Yapılan suç duyurularının soruşturulmadan takipsizlikle sonuçlandığına dikkat çeken Ocak, 4 ay sonra 6 Mart 1996 tarihinde Süleyman Seyhan’ın kafası olmayan yakılmış bedeninin bir kuyuda bulunduğunu belirtti. Ocak, Süleyman Seyhan’ın ailesine bilgi veren uzman çavuş Bilal Batırır’ın da Dargeçit Jandarma Taburunda kaybedildiğini hatırlattı.

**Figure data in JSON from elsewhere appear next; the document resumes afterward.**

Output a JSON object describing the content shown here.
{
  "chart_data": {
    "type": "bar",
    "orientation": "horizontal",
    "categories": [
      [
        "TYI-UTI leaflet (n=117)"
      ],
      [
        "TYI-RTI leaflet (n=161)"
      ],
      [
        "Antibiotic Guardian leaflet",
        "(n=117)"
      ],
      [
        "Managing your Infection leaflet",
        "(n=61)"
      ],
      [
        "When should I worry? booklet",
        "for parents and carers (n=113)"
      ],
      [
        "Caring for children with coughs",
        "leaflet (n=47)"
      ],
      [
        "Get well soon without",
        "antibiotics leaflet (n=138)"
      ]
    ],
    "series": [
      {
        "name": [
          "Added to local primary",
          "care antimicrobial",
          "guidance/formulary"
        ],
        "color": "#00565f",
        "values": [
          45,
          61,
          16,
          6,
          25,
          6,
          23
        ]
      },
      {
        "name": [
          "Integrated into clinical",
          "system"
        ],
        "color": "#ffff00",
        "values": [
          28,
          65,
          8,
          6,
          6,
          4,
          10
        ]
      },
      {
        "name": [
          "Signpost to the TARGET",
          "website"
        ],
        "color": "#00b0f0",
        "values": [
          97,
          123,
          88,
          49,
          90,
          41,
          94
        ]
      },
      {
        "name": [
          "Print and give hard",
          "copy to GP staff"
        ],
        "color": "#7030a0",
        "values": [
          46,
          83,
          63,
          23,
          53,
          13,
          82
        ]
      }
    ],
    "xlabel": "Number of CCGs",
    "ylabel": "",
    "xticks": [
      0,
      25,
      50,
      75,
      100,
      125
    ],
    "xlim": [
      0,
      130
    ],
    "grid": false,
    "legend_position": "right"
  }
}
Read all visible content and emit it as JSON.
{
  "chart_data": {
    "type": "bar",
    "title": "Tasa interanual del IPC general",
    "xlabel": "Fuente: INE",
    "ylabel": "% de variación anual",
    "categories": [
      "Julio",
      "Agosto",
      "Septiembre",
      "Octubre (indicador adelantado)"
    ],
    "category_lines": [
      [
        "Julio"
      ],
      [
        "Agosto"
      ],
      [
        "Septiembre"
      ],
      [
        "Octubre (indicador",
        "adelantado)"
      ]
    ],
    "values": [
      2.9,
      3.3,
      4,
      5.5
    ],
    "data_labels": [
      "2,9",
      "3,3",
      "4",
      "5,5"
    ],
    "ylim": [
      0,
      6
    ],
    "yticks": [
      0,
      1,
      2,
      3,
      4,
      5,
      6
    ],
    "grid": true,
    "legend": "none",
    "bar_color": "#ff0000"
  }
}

‘Öldürülerek kuyuya atıldılar’
İHD’nin 29 Mayıs 2009 tarihli başvurusu ile Dargeçit Cumhuriyet Başsavcılığı’nın dosyayı yeniden açarak soruşturma başlattığını hatırlatan Ocak, şunları kaydetti: “Savcılığın yürüttüğü soruşturma kapsamında Dargeçit kayıplarının gözaltında öldürülerek kuyulara gömüldüğü gerçeği ortaya çıktı. 2012-2013 ve 2015 tarihleri arasında yapılan kazılar sonucunda, gözaltına alınan kişilerin ağır işkence izleri taşıyan kemiklerine ulaşıldı. Mardin Jandarma Komutanı Hurşit İmren ve Dargeçit Jandarma Komutanı Mehmet Tire’nin de içinde olduğu 18 kişi hakkında, ‘birden fazla kişiyi taammüden öldürme’ suçlamasıyla dava açıldı.”
Dava’nın Midyat’tan “güvenlik” gerekçesiyle Adıyaman’a sevk edildiğini söyleyen Ocak, en son duruşmanın 30 Eylül’de Adıyaman 1. Ağır Ceza Mahkemesi’nde görüldüğünü belirtti. Ocak, Dargeçit JİTEM davasında yargıçların görevini yerine getirmesini ve ceza adaletini sağlamasını istedi. Ocak, son olarak tüm kayıplar için adalet istemekten vaz geçmeyeceklerini söyledi.